Had a good tutorial with Rolf yesterday. It made me think about how important critical distance is, and how difficult that distance is when I am in the making process. This might well be at the heart of my wrestle with artistic research. Rather being ‘resistant’ to research as a form of rejecting the concept, I am finding it necessary to defer the critical distance – and therefore also the research aspects – of my work until I am well clear of its particular creative process. Can I be, do I want to be, both inside and outside of my processes at the same time?

Presenting my work to Rolf’s Research Inquiry students had some unexpected benefits – not least Rolf’s responses to seeing a broader range of pieces than I have presented in the research group. Another was being able to listen to myself (so I managed a bit of critical distance there then!). I planned to mention the names of the colleges I attended, however I explained in some depth Dartington’s unique Art & Social Context course. In the process of doing this it occurred to me that my education is quite different from artists of a similar age who studied more traditional fine art courses. In many ways Art & Social Context was a research based course – not that it was referred to as such, and I wonder if that is why I am somewhat perplexed by this new discipline – it is not ‘new’ to me! Throughout the course we gave account of and made claim for our practice and process, we communicated it within the field of interest and to those working in the wider community, we located it in cross-disciplinary and problem orientated activities. I might see if I can find anyone else who has re-thought what we did in the late eighties in the light of the more recent development of artistic research.

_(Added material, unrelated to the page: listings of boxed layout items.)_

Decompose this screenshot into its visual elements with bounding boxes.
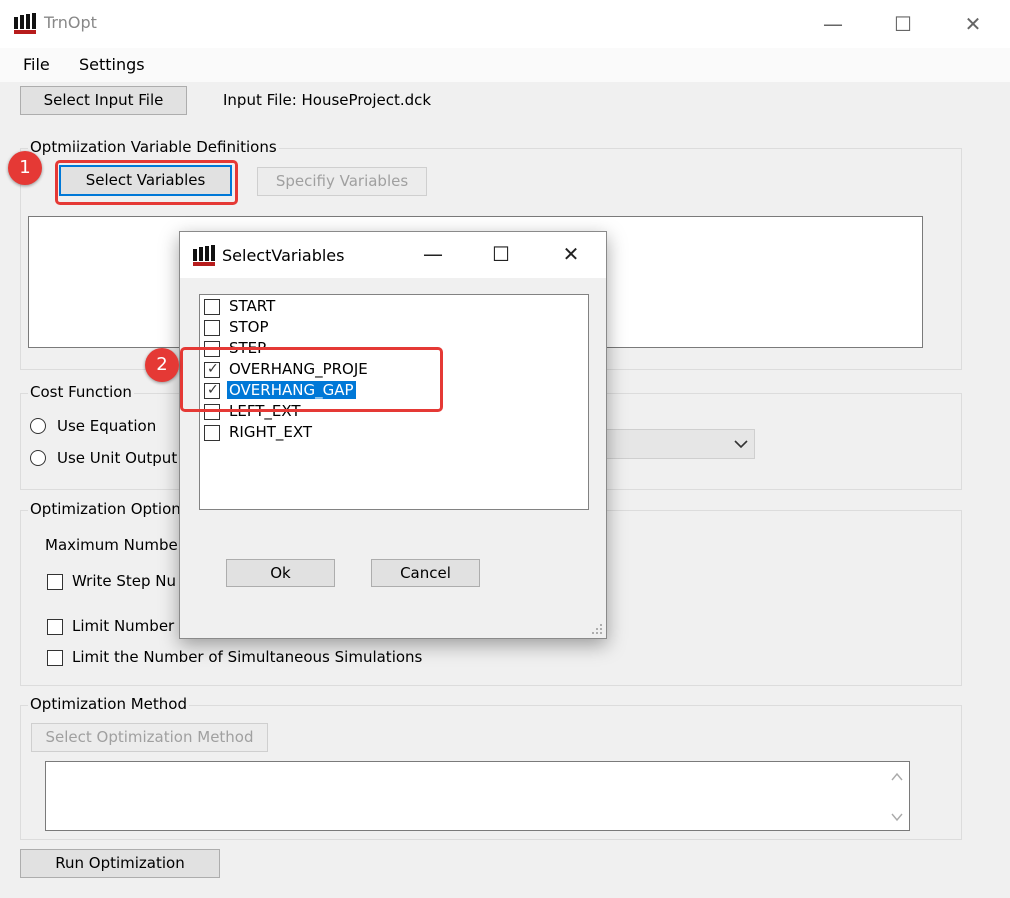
annotation-box-1: [55, 160, 238, 205]
write-step-label: Write Step Nu: [72, 572, 177, 590]
chevron-up-icon[interactable]: [891, 772, 903, 782]
optimization-options-label: Optimization Option: [28, 500, 183, 518]
use-equation-label: Use Equation: [57, 417, 157, 435]
write-step-checkbox[interactable]: [47, 574, 63, 590]
window-title: TrnOpt: [44, 13, 97, 32]
trnsys-bars-icon: [193, 245, 215, 266]
max-number-label: Maximum Number: [45, 536, 184, 554]
select-optimization-method-button[interactable]: Select Optimization Method: [31, 723, 268, 752]
select-variables-dialog: SelectVariables — ☐ ✕ START STOP STEP ✓ …: [179, 231, 607, 639]
dialog-title: SelectVariables: [222, 246, 345, 265]
stop-checkbox[interactable]: [204, 320, 220, 336]
select-input-file-button[interactable]: Select Input File: [20, 86, 187, 115]
limit-simultaneous-checkbox[interactable]: [47, 650, 63, 666]
minimize-button[interactable]: —: [818, 10, 848, 38]
limit-simultaneous-label: Limit the Number of Simultaneous Simulat…: [72, 648, 423, 666]
right-ext-checkbox[interactable]: [204, 425, 220, 441]
annotation-marker-1: 1: [8, 151, 42, 185]
limit-number-checkbox[interactable]: [47, 619, 63, 635]
use-unit-output-radio[interactable]: [30, 450, 46, 466]
annotation-box-2: [180, 347, 443, 412]
menu-bar: [0, 48, 1010, 82]
optimization-method-label: Optimization Method: [28, 695, 189, 713]
menu-settings[interactable]: Settings: [79, 55, 145, 74]
input-file-label: Input File: HouseProject.dck: [223, 91, 432, 109]
chevron-down-icon: [734, 440, 748, 449]
annotation-marker-2: 2: [145, 348, 179, 382]
variables-group-label: Optmiization Variable Definitions: [28, 138, 279, 156]
close-button[interactable]: ✕: [958, 10, 988, 38]
method-textbox[interactable]: [45, 761, 910, 831]
specify-variables-button[interactable]: Specifiy Variables: [257, 167, 427, 196]
cancel-button[interactable]: Cancel: [371, 559, 480, 587]
chevron-down-icon[interactable]: [891, 812, 903, 822]
ok-button[interactable]: Ok: [226, 559, 335, 587]
unit-output-combo[interactable]: [600, 429, 755, 459]
maximize-button[interactable]: ☐: [888, 10, 918, 38]
use-equation-radio[interactable]: [30, 418, 46, 434]
resize-grip-icon[interactable]: [591, 623, 603, 635]
dialog-minimize-button[interactable]: —: [418, 240, 448, 268]
start-checkbox[interactable]: [204, 299, 220, 315]
cost-function-label: Cost Function: [28, 383, 134, 401]
menu-file[interactable]: File: [23, 55, 50, 74]
use-unit-output-label: Use Unit Output: [57, 449, 178, 467]
limit-number-label: Limit Number: [72, 617, 175, 635]
title-bar: [0, 0, 1010, 48]
trnsys-bars-icon: [14, 13, 36, 34]
run-optimization-button[interactable]: Run Optimization: [20, 849, 220, 878]
dialog-close-button[interactable]: ✕: [556, 240, 586, 268]
dialog-maximize-button[interactable]: ☐: [486, 240, 516, 268]
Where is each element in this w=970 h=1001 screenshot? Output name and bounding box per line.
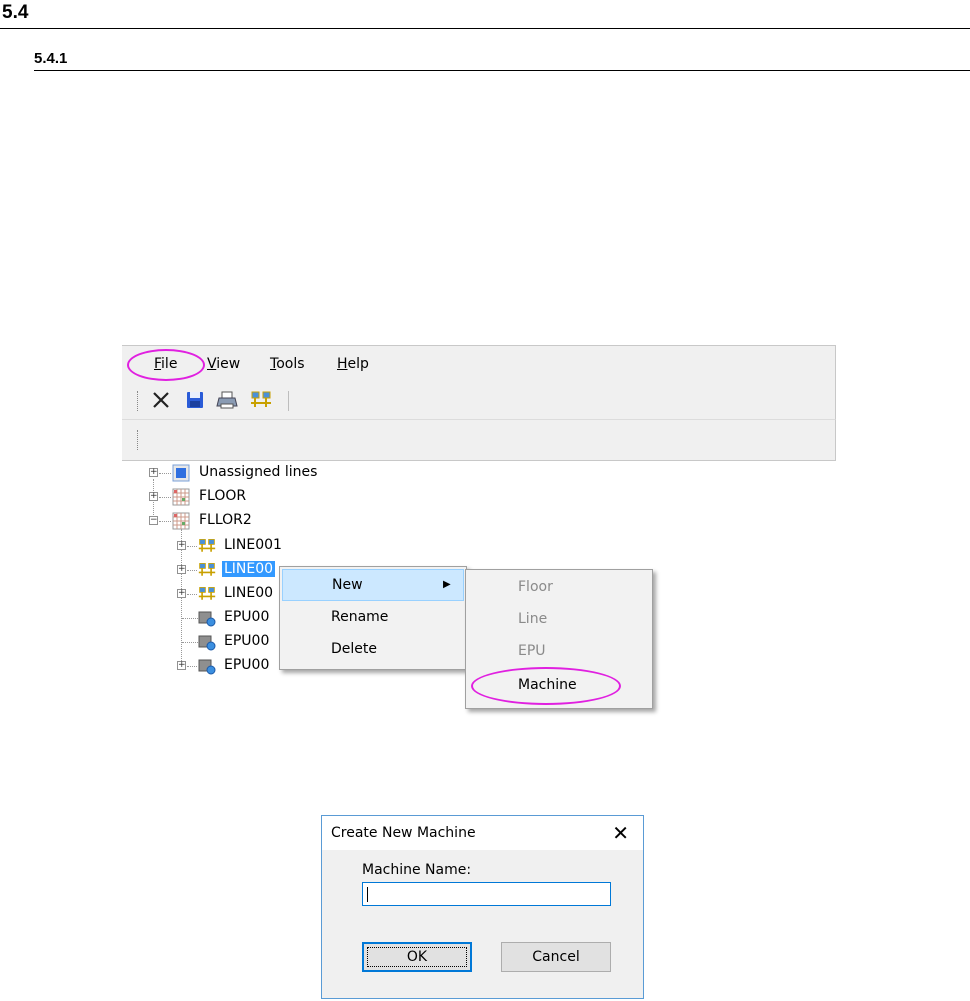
save-icon[interactable]: [184, 389, 206, 411]
expand-icon[interactable]: +: [177, 541, 186, 550]
toolbar: [122, 383, 836, 419]
tree-connector: [187, 570, 197, 572]
network-icon: [198, 585, 216, 603]
menu-help[interactable]: Help: [337, 356, 369, 372]
tree-connector: [187, 666, 197, 668]
context-menu: New ▶ Rename Delete: [279, 566, 467, 670]
machine-name-input[interactable]: [362, 882, 611, 906]
expand-icon[interactable]: +: [149, 468, 158, 477]
submenu-epu[interactable]: EPU: [468, 636, 650, 668]
focus-rect: [367, 947, 467, 967]
app-window: File View Tools Help + Unassigned lines …: [122, 345, 836, 745]
toolbar-separator: [288, 391, 289, 411]
blue-square-icon: [172, 464, 190, 482]
section-rule: [0, 28, 970, 29]
collapse-icon[interactable]: −: [149, 516, 158, 525]
section-number: 5.4: [2, 2, 29, 23]
tree-connector: [182, 642, 198, 644]
tree-item[interactable]: − FLLOR2: [146, 511, 446, 531]
submenu-floor[interactable]: Floor: [468, 572, 650, 604]
subsection-rule: [34, 70, 970, 71]
menu-tools[interactable]: Tools: [270, 356, 305, 372]
context-menu-delete[interactable]: Delete: [282, 634, 464, 666]
tree-item-label: EPU00: [224, 609, 270, 625]
submenu-label: Floor: [518, 579, 553, 595]
menu-view[interactable]: View: [207, 356, 240, 372]
context-menu-label: Rename: [331, 609, 389, 625]
submenu-label: Line: [518, 611, 548, 627]
network-icon: [198, 537, 216, 555]
context-menu-label: Delete: [331, 641, 377, 657]
expand-icon[interactable]: +: [177, 589, 186, 598]
tree-item[interactable]: + LINE001: [174, 536, 374, 556]
tree-item-label: EPU00: [224, 633, 270, 649]
text-caret: [367, 887, 368, 902]
floor-grid-icon: [172, 512, 190, 530]
highlight-ellipse: [471, 667, 621, 705]
cancel-label: Cancel: [532, 949, 580, 965]
highlight-ellipse: [127, 349, 205, 381]
tree-connector: [159, 497, 171, 499]
tree-connector: [159, 473, 171, 475]
menu-bar: File View Tools Help: [122, 345, 836, 383]
submenu-arrow-icon: ▶: [443, 579, 451, 590]
machine-name-label: Machine Name:: [362, 862, 472, 878]
context-menu-label: New: [332, 577, 363, 593]
context-menu-new[interactable]: New ▶: [282, 569, 464, 601]
submenu-line[interactable]: Line: [468, 604, 650, 636]
network-icon[interactable]: [250, 389, 272, 411]
tree-item[interactable]: + FLOOR: [146, 487, 446, 507]
network-icon: [198, 561, 216, 579]
dialog-title: Create New Machine: [331, 825, 476, 841]
context-menu-rename[interactable]: Rename: [282, 602, 464, 634]
tree-item-label: LINE00: [222, 561, 276, 577]
toolbar-grip[interactable]: [137, 430, 140, 450]
expand-icon[interactable]: +: [177, 661, 186, 670]
tree-item[interactable]: + Unassigned lines: [146, 463, 446, 483]
tree-connector: [187, 594, 197, 596]
tree-item-label: LINE001: [224, 537, 282, 553]
submenu-label: EPU: [518, 643, 546, 659]
dialog-body: Machine Name: OK Cancel: [322, 850, 643, 998]
subsection-number: 5.4.1: [34, 50, 68, 67]
secondary-toolbar: [122, 419, 836, 461]
tree-connector: [182, 618, 198, 620]
epu-gear-icon: [198, 609, 216, 627]
tree-item-label: FLLOR2: [199, 512, 252, 528]
close-icon[interactable]: ✕: [612, 821, 629, 845]
expand-icon[interactable]: +: [149, 492, 158, 501]
tree-connector: [187, 546, 197, 548]
ok-button[interactable]: OK: [362, 942, 472, 972]
tree-connector: [159, 521, 171, 523]
floor-grid-icon: [172, 488, 190, 506]
cancel-button[interactable]: Cancel: [501, 942, 611, 972]
create-machine-dialog: Create New Machine ✕ Machine Name: OK Ca…: [321, 815, 644, 999]
epu-gear-icon: [198, 657, 216, 675]
close-x-icon[interactable]: [150, 389, 172, 411]
epu-gear-icon: [198, 633, 216, 651]
toolbar-grip[interactable]: [137, 391, 140, 411]
tree-item-label: FLOOR: [199, 488, 247, 504]
expand-icon[interactable]: +: [177, 565, 186, 574]
print-icon[interactable]: [216, 389, 238, 411]
tree-item-label: LINE00: [224, 585, 274, 601]
tree-item-label: Unassigned lines: [199, 464, 318, 480]
tree-item-label: EPU00: [224, 657, 270, 673]
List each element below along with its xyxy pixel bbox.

Yesterday I took a further step towards actually making something at Mejan! I used my ‘Heath Robinson’ lathe to cover the rough polystyrene forms in plaster. Working in the sculpture workshop in my old green overalls took me back to being at Dartington. Reflections on my time there seem to be very current!! I do enjoy sculptural processes – the hands-on-ness of it, the step-by-step-ness of it; I drew a shadow, which I then mirrored and traced, from this a template/profile was made, now I have a positive 3D form from which a negative (mould) form will be made so that I can make more positives. There is something about the backwards and forwards between positives and negatives that I find attractive about casting.